The necessary supplies include an entablature top from a door casing, fluted pilasters, plinth blocks, bead molding, mirror glass, 1/2-inch plywood, a 2x board, 2 5/8-inch pocket-hole screws, construction adhesive, 1-inch and 2-inch deck screws, wood glue, oil-based primer, gloss oil-based enamel, sandpaper, and mirror mastic. Essential tools for the project are a drill/driver, pocket-hole jig, caulk gun, clamps, and a paintbrush.
Construction begins with a dry-fit of the parts, arranging the precut pilaster frame around the mirror and positioning a 2x board, slightly thicker than the frame components, across the top to support the entablature. The 2x board is sized to match the width of the entablature's back, particularly if the entablature has mitered corners that originally wrapped the sides of a door casing.
Next, the mirror frame is assembled. This involves joining the pilasters to the plinths using pocket-hole screws, driven diagonally along the backs of the wood with a drill/driver and a pocket-hole jig. Subsequently, the 2x top is joined to the ends of the pilasters. Once the frame structure is partially complete, construction adhesive is applied along the back of the frame using a caulk gun.

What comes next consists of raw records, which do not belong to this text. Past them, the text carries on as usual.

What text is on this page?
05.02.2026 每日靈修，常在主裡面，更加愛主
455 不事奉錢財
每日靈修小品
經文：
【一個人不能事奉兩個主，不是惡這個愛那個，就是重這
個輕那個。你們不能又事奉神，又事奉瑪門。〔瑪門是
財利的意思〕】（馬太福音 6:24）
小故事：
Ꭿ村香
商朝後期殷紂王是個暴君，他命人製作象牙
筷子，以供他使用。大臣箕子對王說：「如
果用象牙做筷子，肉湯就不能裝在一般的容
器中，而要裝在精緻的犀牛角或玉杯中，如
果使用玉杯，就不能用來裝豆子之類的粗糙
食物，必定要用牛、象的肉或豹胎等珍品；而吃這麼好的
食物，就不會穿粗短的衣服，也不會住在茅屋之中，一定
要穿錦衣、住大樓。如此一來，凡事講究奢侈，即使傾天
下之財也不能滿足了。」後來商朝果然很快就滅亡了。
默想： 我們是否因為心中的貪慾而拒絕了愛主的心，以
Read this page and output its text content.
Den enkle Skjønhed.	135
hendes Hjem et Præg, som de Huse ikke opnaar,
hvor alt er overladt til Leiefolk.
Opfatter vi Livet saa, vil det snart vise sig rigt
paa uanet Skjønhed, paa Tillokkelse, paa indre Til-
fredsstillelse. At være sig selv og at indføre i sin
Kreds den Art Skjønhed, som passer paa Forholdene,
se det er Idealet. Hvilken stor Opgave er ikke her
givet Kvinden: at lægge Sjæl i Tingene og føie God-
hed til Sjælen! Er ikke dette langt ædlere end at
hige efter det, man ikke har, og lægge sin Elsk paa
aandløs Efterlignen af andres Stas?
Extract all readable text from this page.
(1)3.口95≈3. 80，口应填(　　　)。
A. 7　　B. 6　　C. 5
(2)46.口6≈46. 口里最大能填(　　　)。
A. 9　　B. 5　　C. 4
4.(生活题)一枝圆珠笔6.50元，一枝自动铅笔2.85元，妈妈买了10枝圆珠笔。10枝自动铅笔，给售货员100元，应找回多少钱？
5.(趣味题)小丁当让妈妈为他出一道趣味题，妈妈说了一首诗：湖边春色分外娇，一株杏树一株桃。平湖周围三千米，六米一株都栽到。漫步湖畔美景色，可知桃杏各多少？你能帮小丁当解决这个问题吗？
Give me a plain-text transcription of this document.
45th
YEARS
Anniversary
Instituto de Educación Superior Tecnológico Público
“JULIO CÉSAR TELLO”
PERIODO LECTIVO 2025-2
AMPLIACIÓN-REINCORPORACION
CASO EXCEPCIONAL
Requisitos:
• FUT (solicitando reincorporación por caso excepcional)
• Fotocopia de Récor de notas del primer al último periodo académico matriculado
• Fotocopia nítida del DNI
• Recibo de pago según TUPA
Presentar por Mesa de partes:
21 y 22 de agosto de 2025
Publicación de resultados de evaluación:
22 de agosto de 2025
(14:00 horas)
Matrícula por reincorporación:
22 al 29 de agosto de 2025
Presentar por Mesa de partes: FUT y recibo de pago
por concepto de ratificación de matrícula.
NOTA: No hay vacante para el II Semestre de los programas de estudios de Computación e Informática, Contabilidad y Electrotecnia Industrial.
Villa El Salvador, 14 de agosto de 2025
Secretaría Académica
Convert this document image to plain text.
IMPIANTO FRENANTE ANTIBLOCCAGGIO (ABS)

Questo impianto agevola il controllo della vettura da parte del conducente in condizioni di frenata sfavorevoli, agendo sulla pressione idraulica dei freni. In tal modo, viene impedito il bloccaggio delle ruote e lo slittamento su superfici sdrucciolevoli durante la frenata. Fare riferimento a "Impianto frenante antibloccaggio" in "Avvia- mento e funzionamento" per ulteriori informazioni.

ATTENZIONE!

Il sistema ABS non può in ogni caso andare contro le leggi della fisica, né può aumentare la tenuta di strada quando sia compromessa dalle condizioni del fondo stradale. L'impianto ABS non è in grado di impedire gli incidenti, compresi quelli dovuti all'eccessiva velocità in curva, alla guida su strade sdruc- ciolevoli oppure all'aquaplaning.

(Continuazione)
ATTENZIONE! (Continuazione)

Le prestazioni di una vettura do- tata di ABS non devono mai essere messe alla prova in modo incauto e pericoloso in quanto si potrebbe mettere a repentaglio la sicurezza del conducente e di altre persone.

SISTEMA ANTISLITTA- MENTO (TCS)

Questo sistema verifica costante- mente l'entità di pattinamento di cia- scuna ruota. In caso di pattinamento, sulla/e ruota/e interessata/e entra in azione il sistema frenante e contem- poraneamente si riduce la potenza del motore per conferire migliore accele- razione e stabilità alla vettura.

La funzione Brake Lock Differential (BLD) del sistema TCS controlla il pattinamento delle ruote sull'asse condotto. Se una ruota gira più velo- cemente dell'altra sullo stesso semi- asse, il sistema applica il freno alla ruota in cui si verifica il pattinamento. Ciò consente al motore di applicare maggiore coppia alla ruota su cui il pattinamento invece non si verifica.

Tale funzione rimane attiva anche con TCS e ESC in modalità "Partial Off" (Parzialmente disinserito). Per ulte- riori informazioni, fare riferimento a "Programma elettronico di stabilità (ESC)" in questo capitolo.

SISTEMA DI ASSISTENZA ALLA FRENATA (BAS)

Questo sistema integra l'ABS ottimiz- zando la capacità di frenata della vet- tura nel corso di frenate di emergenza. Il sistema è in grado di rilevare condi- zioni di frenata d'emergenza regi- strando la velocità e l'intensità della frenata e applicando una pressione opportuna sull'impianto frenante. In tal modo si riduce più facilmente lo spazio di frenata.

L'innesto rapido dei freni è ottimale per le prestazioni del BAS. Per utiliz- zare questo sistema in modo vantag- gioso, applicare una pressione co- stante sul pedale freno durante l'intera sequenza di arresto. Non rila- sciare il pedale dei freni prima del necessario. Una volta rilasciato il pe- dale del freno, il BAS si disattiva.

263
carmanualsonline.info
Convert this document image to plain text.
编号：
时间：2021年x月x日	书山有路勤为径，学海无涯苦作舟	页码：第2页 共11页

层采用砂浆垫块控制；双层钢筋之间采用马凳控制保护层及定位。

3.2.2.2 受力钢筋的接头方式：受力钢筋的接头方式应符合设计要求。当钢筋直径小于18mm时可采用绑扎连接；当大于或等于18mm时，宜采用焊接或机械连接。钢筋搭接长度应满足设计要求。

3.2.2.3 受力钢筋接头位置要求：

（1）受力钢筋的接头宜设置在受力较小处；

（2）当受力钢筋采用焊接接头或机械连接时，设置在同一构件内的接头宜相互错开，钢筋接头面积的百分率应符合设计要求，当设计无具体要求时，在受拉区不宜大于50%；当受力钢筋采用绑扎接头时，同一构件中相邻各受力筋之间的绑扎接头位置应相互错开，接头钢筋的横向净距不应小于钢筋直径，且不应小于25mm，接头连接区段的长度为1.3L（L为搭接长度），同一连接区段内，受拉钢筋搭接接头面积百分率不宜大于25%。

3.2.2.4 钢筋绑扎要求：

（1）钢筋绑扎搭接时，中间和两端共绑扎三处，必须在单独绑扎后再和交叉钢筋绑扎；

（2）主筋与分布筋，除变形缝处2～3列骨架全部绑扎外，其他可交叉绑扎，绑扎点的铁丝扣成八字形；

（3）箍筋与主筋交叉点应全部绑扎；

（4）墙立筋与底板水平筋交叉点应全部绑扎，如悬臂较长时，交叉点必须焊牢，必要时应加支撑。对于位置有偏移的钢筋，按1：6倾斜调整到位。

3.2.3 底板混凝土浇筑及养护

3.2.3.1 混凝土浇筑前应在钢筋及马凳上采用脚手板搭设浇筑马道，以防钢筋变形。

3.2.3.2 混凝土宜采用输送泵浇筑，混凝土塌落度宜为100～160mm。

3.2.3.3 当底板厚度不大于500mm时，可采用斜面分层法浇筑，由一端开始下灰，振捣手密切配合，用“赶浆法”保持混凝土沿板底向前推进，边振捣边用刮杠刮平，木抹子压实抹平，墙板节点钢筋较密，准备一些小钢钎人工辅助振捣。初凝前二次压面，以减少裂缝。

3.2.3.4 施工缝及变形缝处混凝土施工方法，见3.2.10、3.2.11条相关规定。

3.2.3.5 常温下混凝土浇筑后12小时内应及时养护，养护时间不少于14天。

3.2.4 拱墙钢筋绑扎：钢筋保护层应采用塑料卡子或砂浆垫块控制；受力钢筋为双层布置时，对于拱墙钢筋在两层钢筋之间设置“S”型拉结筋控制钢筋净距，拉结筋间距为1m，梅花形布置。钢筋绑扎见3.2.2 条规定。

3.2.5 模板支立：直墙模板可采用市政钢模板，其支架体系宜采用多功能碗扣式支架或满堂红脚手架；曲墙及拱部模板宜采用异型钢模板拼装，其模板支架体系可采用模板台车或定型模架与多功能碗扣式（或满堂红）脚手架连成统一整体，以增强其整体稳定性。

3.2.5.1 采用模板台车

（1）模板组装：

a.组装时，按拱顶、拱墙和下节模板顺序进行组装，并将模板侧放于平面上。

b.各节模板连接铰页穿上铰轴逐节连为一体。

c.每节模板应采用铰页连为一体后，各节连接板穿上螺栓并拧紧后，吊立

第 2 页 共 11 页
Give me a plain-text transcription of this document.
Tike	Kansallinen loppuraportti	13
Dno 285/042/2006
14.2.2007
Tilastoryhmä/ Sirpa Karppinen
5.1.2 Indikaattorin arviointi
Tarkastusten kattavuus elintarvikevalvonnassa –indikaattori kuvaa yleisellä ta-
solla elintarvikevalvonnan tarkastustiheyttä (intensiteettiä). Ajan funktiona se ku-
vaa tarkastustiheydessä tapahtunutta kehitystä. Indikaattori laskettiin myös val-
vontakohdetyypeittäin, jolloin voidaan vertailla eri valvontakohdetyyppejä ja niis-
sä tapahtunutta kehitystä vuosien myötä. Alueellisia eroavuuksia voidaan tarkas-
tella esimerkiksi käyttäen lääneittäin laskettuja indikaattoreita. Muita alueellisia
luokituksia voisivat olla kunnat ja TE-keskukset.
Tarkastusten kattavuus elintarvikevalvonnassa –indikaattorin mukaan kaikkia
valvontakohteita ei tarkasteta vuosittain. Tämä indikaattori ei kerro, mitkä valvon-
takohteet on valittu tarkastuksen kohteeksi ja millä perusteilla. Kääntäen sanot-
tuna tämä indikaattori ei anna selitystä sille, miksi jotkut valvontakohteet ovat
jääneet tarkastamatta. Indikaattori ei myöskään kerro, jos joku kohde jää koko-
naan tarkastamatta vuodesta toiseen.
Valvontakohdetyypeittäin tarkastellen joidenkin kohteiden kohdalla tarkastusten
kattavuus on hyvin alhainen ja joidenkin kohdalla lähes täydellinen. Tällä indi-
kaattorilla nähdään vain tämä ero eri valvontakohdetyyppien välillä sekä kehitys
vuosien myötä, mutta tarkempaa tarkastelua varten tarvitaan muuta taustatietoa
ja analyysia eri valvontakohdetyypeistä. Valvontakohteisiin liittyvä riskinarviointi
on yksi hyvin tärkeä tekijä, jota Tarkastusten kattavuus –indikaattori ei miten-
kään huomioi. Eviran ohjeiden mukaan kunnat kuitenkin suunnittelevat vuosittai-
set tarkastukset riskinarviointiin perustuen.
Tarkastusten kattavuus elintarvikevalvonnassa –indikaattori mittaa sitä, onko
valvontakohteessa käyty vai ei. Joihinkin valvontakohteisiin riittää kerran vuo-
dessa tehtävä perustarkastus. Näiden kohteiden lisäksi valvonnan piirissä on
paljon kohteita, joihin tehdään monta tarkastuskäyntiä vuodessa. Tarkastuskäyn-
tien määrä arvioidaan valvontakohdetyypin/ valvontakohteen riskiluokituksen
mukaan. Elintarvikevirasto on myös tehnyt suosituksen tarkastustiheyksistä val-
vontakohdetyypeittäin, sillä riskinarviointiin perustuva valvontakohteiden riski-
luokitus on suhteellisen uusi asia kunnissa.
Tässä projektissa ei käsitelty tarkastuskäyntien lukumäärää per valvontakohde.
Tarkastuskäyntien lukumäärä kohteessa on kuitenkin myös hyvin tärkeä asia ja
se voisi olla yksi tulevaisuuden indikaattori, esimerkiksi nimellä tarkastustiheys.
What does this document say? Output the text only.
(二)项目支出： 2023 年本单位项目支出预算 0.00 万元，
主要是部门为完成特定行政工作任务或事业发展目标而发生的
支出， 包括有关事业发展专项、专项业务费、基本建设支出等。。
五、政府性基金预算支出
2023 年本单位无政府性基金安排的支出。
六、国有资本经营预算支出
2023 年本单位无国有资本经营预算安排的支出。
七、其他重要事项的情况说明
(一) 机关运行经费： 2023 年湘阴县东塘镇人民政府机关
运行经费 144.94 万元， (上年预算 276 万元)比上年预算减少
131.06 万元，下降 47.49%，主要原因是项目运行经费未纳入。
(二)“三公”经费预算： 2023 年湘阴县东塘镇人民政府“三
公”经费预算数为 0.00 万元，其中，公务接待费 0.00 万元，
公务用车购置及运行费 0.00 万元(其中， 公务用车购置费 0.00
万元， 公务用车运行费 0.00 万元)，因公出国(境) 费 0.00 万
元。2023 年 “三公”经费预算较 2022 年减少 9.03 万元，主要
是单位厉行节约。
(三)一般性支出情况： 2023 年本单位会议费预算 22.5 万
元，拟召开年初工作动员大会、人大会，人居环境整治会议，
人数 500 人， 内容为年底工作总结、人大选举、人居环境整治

The plywood back is then secured to the frame. After applying adhesive, the panel is adhered, and 1-inch deck screws are driven into the four corners and every eight inches along the top, sides, and bottom of the back panel for firm attachment. Following this, the frame is flipped faceup, and construction adhesive is used to affix the decorative entablature to the 2x top, which is then secured with clamps.
To complete the entablature top, the frame is turned facedown again. The adhesive is reinforced by driving 2-inch deck screws through the back of the 2x board. If the entablature has mitered corners, they are secured with wood glue to ensure they wrap the board's ends neatly. The next step involves painting the frame. An oil-based enamel is applied to achieve a lacquer-like finish. It is important to prime the entablature top first if it has been stripped of old paint or stained, sanding between coats for a smooth finish.
The final stages involve adding the mirror glass and bead molding. The mirror glass is adhered using special mirror mastic, a task that may require assistance due to the size and fragility of the glass. Once the mirror is in place, its edges are covered with bead molding, which is affixed to the frame using wood glue. The finished pier mirror is then ready to be positioned to enhance the room's brightness and ambiance, serving as both a functional and decorative element.